Changelog:
- 10 Feb 2024: add section on
pipe
1 Terminology
1.1 Multitasking
Multitasking is a generic term for having multiple flows through code occurring concurrently.
Preemptive multitasking is multitasking where the scheduling of which task has access to the processor and related resources is controlled by the OS, hardware, or other system external to the task itself, and the task’s access to them can be preempted, or taken away, from it by an asynchronous event like an interrupt.
Cooperative multitasking is multitasking where the scheduling of which task has access to the processor and related resources is controlled by a library that must be manually invoked by code that is willing to lose control of the resource.
1.2 Processes
A process is a software-only operating system construct that roughly parallels the end-user idea of a running program.
A process has a full complement of private state: program registers, condition codes, virtual address space, kernel-managed resources like file descriptors, etc.
The process abstraction provides a kind of virtual machine
,
with its own equivalent of processor cores and of memory. To implement
these, the operating system maintains a variety of data structures
inside kernel-only memory to help track different processes. Portions of
those structures relating to one process at a time1 are
loaded into hardware-accessible registers and memory so that the
hardware mechanisms will cause running code to interact with the
appropriate process’s memory and other state.
1.2.1 Virtual address spaces
We call the process’s equivalent of memory a virtual address space.
Since each process has its own virtual address space, it can use memory without worrying about interfering with other programs accidentally.
We discuss how this virtual address space is implemented in the reading on virtual memory. Briefly, the most common mechanism uses address translation, where based on settings in special registers, the hardware will convert a program’s addresses to real addresses in the hardware. The operating system controls which address space is active by changing these special registers.
1.3 Threads
A thread has a limited complement of private state: primarily just program registers and condition codes. (Roughly corresponding to the state stored on an active processor core.)
Since each thread has its own program registers and program counter, each thread can use registers and change the program counter without worrying about interferring with other programs.
For the first part of the semester, we will only deal with processes that have a single thread. Later in the semester, we will discuss programming with multiple threads in more detail.
1.4 Multi-threaded Processes
All the threads of a given process share the same virtual address
space, kernel-managed resources like file descriptors, etc. Because the
stack is managed by a program register (%rsp
), this means
each thread has its own stack. Because heap, code, and globals are
stored at known virtual addresses, that memory is shared by all
threads.
2 Implementing multitasking
2.1 Context Switches
Changing which thread and/or process’s state is currently loaded on a processor core is called a context switch. Most commonly operating systems with perform context switches as part of handling an exception.

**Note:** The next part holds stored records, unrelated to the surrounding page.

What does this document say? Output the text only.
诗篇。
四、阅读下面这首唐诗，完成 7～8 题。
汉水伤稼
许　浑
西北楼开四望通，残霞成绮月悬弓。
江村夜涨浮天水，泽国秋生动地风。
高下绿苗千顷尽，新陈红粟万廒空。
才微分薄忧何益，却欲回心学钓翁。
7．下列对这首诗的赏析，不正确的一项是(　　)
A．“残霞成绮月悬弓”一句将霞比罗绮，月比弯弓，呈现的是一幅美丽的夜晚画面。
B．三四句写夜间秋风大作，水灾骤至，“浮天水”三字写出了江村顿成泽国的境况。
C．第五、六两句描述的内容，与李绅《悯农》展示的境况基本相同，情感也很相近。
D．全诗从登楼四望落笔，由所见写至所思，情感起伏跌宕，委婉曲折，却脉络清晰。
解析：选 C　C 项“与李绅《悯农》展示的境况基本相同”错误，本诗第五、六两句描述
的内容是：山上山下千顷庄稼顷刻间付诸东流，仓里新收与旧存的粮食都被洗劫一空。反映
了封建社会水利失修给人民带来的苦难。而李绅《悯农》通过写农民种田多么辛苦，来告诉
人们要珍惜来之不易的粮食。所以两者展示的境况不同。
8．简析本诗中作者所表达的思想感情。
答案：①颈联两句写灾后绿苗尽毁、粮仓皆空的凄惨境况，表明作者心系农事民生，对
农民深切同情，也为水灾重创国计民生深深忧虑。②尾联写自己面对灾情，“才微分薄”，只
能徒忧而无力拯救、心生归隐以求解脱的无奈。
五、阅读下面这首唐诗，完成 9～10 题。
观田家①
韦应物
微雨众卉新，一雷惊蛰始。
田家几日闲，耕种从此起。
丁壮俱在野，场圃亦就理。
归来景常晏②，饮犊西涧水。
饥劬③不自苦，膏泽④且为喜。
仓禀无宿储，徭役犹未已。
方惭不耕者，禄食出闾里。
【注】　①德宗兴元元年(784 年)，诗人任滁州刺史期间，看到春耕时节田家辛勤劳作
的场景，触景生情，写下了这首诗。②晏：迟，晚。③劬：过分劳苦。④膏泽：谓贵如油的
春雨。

2.2 Preemptive multitasking
Both processes and threads are scheduled by the operating system, with periodic interrupts being used to switch between them preemptively.
All major user operating systems (but not all embedded-system
operating systems) use a hardware timer to create an exception (a
timer interrupt
) every few dozen milliseconds to enable automated
context switching and facilitate the illusion that more processes are
running at a time than there are processors in the computer. Operating
systems will also perform context switches at other times, such as when
a program needs to wait for input before it can continue executing.
2.3 Cooperative multitasking
Some operating systems (including 1980s versions of Windows and Mac
OS, as well as some modern systems for resource-constrained hardware)
use cooperative multitasking for processes; this means, in particular,
that if a process enters an infinite loop or otherwise runs forever
without using the give up control
system call, the entire
computer can freeze.
More commonly today, cooperative multitasking is used for user-mode-only event libraries. Being user-mode software, these are relatively easy to implement and change, resulting in many names (fibers, tasklets, coroutines, promises, futures, the asyc/await pattern, event libraries, continuation-passing style, etc.) and nuances of detail.
2.4 Hardware multitasking
On some processors, two or more threads can be scheduled on the same
core in parallel using hyperthreading
or simultaneous
multithreading
. This hardware typically appears to the operating
system as if it were multiple cores.
3 fork
et al.
On Unix-like systems, the most common functions for handling
processes are fork
and waitpid
:
fork
creates a new process, and waitpid
removes one.
3.1 New process, what’s in memory?
When creating a new process, a challenge exists: since it has its own address space, what do we put in that memory? In particular, what code will it run?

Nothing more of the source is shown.